15 minutos. El presidente de Estados Unidos, Donald Trump, firmó el jueves una orden ejecutiva en la que pide el desmantelamiento del Departamento de Educación, una acción con la que pretende avanzar en una promesa de campaña para desmantelar una agencia que desde hace tiempo ha sido un objetivo de los conservadores.
Trump ha ridiculizado al Departamento de Educación por derrochador y por estar contaminado por la ideología liberal. Sin embargo, completar su desmantelamiento es probablemente imposible sin una ley por parte del Congreso, que creó el departamento en 1979. Los republicanos dijeron que presentarán un proyecto de ley para lograrlo.
Sin embargo, el departamento no cerrará completamente. La Casa Blanca dijo que mantendrá ciertas funciones críticas.
Trump afirmó que su gobierno cerrará el departamento más allá de sus “necesidades básicas”, preservando sus responsabilidades en relación con la financiación del Título I para escuelas de bajos ingresos, las becas Pell y el dinero para niños con discapacidades.

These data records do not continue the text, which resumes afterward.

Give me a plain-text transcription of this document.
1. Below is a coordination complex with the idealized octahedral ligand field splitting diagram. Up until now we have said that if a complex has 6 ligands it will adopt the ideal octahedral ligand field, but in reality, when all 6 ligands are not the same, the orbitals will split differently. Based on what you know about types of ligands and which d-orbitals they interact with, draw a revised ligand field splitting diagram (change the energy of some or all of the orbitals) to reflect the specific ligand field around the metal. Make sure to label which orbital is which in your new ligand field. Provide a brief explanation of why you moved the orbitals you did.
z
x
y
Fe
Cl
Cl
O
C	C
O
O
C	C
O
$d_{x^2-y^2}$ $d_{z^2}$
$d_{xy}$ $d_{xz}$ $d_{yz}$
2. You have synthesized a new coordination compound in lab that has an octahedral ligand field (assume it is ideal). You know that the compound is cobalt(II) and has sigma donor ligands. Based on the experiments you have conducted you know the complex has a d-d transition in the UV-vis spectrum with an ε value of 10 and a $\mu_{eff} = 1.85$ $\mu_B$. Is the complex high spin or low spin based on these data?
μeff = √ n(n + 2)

Anteriormente, la Casa Blanca había dicho que también continuará gestionando los préstamos estudiantiles federales.
El presidente culpó al departamento por el bajo rendimiento académico de Estados Unidos y señaló que los estados harán un mejor trabajo.
“No nos está haciendo ningún bien”, afirmó durante una ceremonia en la Casa Blanca.
Decreto para impulsar producción en tierras raras
Donald Trump también firmó este jueves una orden ejecutiva para impulsar la explotación nacional de minerales críticos y tierras raras, un sector clave para el desarrollo tecnológico en el que China tiene un dominio casi total.
En concreto, el presidente recurrió a la Ley de Producción de Defensa, una legislación adoptada en 1950 en respuesta a la Guerra de Corea (1950-1953).
La medida responde a la preocupación que tiene tanto Estados Unidos como sus aliados, incluida la Unión Europea, sobre el control casi absoluto que tiene China en este sector.
Las tierras raras y los minerales críticos, entre los que se incluyen el litio, el cobalto, el grafito y el níquel, juegan un papel clave en la fabricación de una amplia variedad de productos, desde semiconductores para sistemas de defensa hasta paneles solares o baterías para vehículos eléctricos.
China tiene un monopolio casi total en el sector de tierras raras, tanto en explotación como en refinado, ya que incluso importa estos minerales de otros países para procesarlos en su territorio, un procedimiento altamente contaminante que muchas naciones evitan por su impacto ambiental.